Espalhou-se entre os amigos uma deliciosa história da estada em Paris, no final dos anos 1940, aonde Tônia foi para estudar teatro. Diz-se que era de uma beleza tal a ponto de chamar atenção até mesmo nas glamourosas ruas da capital francesa.
– Lembro dos Reverbel contando sobre uma noite em que estavam em um clube, e ela ficou dançando sozinha, deixando todos boquiabertos. Paris caía aos pés de Tônia Carrero – relata Lya.

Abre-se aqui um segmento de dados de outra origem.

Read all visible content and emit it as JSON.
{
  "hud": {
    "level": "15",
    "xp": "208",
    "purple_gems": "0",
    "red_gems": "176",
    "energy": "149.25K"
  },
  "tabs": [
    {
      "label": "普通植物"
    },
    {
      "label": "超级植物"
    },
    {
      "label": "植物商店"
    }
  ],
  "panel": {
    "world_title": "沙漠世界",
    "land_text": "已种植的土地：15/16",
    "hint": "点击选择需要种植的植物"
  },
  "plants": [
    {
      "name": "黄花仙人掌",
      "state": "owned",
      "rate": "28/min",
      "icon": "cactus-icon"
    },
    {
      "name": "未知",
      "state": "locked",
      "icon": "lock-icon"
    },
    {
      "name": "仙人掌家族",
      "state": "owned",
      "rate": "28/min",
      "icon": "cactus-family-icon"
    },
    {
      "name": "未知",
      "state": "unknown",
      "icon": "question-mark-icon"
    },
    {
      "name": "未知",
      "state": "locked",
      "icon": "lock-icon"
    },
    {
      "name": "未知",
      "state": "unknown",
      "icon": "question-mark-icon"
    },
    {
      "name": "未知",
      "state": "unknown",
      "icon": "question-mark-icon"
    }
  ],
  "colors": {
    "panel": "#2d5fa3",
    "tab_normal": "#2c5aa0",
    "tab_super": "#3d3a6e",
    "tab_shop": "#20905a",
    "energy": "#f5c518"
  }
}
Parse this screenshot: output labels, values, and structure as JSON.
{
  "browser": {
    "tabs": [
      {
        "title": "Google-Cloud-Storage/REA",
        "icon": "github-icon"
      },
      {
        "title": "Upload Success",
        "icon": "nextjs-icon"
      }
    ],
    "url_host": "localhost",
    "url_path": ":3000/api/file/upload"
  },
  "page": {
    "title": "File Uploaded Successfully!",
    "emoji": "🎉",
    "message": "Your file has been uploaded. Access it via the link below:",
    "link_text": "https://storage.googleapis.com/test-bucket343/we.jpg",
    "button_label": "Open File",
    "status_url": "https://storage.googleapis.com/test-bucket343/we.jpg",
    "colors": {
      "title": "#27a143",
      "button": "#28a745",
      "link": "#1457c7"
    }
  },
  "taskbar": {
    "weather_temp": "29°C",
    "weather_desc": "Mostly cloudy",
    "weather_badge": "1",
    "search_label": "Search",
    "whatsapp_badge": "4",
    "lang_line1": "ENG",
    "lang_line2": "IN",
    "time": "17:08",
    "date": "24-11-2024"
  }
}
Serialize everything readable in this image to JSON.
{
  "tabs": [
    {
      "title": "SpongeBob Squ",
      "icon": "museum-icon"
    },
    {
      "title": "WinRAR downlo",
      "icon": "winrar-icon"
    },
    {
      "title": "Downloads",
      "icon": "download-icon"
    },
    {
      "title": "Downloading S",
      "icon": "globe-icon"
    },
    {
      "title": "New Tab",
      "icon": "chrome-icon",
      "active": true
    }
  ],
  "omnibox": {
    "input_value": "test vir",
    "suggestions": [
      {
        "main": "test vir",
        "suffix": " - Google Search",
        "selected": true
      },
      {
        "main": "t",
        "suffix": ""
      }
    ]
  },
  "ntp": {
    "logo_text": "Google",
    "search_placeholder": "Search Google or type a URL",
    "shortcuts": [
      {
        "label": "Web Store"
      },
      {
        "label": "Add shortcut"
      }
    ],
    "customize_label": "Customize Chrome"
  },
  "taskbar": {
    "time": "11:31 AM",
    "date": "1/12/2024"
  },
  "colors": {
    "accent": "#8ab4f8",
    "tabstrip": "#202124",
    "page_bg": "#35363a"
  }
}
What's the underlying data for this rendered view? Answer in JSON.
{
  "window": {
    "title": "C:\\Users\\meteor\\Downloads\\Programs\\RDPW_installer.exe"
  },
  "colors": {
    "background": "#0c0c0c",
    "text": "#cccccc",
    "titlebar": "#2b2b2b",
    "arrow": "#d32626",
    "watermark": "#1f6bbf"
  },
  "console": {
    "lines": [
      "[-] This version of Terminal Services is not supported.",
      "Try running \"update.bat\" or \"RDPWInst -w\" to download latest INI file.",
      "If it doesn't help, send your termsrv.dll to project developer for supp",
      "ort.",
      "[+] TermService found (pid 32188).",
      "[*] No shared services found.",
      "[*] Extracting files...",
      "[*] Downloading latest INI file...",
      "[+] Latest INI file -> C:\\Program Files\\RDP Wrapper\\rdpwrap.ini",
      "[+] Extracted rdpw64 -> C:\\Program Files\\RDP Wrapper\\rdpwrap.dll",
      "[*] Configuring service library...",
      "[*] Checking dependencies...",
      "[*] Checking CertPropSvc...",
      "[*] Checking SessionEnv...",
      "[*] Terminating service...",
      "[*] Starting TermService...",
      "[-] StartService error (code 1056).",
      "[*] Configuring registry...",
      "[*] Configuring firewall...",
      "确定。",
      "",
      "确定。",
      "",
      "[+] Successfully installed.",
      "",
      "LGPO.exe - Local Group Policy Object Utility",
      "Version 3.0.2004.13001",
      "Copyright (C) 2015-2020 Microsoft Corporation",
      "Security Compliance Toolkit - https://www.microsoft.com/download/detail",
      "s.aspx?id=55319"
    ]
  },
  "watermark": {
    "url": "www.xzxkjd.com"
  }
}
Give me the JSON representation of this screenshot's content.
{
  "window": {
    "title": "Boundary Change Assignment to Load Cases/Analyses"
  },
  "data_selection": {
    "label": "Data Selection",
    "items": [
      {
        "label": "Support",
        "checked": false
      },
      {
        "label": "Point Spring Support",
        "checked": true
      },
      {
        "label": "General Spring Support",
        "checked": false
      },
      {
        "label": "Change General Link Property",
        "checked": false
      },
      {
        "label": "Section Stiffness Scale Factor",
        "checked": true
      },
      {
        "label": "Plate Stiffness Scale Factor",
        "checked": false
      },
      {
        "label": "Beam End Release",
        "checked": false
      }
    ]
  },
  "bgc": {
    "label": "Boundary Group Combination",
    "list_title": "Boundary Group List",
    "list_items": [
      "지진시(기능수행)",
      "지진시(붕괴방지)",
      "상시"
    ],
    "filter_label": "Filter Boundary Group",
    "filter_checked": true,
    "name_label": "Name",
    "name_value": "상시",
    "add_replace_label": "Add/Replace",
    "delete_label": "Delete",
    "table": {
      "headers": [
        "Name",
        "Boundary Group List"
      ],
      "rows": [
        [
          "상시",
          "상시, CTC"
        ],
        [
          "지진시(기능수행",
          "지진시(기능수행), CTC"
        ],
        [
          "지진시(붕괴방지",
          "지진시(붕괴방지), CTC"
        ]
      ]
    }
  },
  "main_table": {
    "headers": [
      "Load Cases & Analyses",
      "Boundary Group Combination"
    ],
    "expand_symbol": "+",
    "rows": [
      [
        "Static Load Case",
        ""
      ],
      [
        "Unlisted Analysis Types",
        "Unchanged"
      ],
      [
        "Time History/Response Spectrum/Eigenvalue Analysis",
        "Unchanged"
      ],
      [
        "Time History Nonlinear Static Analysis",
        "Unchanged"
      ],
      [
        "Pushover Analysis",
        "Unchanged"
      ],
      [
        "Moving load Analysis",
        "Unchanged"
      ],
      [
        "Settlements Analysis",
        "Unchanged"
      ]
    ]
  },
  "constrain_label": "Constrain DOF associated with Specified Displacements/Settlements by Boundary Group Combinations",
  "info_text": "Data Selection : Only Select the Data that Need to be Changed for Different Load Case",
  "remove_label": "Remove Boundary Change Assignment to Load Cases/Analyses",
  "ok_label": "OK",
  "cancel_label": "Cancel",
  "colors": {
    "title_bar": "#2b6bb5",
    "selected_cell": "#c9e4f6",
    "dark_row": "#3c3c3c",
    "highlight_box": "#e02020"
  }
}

Na casa de Olga, o diretor teatral Luís Artur Nunes viu a estrela pessoalmente pela primeira vez, quando ele ainda era estudante de teatro. Foi um dos sortudos alunos do curso de arte dramática da UFRGS convidados pela professora Olga para uma recepção à atriz por ocasião de uma apresentação de Macbeth (1970) em Porto Alegre, montagem que também contava com Paulo Autran. Duas décadas depois, Tônia cumprimentava o já reconhecido diretor gaúcho no camarim após assistir à peça A Fera na Selva (1991), com Paulo Betti e Eliane Giardini. Então, veio o convite para trabalharem juntos. Em 1996, Nunes a dirigiu no espetáculo Amigos para Sempre, de tom autobiográfico, com trechos de obras de autores dos quais ela havia sido amiga, entrecortados por depoimentos memorialísticos que Nunes gravou e depois trabalhou dramaturgicamente.
– Éramos só eu e ela ensaiando na casa dela, no Rio. Uma casa maravilhosa, cheia de pinturas de artistas brasileiros que haviam feito retratos seus. E tinha um espaço onde ela ensaiava, utilizado também por outros artistas da família. Era um espaço mágico, privilegiado – recorda Luís Artur Nunes, em entrevista concedida por telefone antes de tomar um voo para acompanhar o velório da atriz, neste domingo (4/3), no Theatro Municipal do Rio (a cremação está marcada para esta segunda-feira, 5/3, à tarde).
Tônia, deixa um filho, o ator Cecil Thiré, além de netos e bisnetos.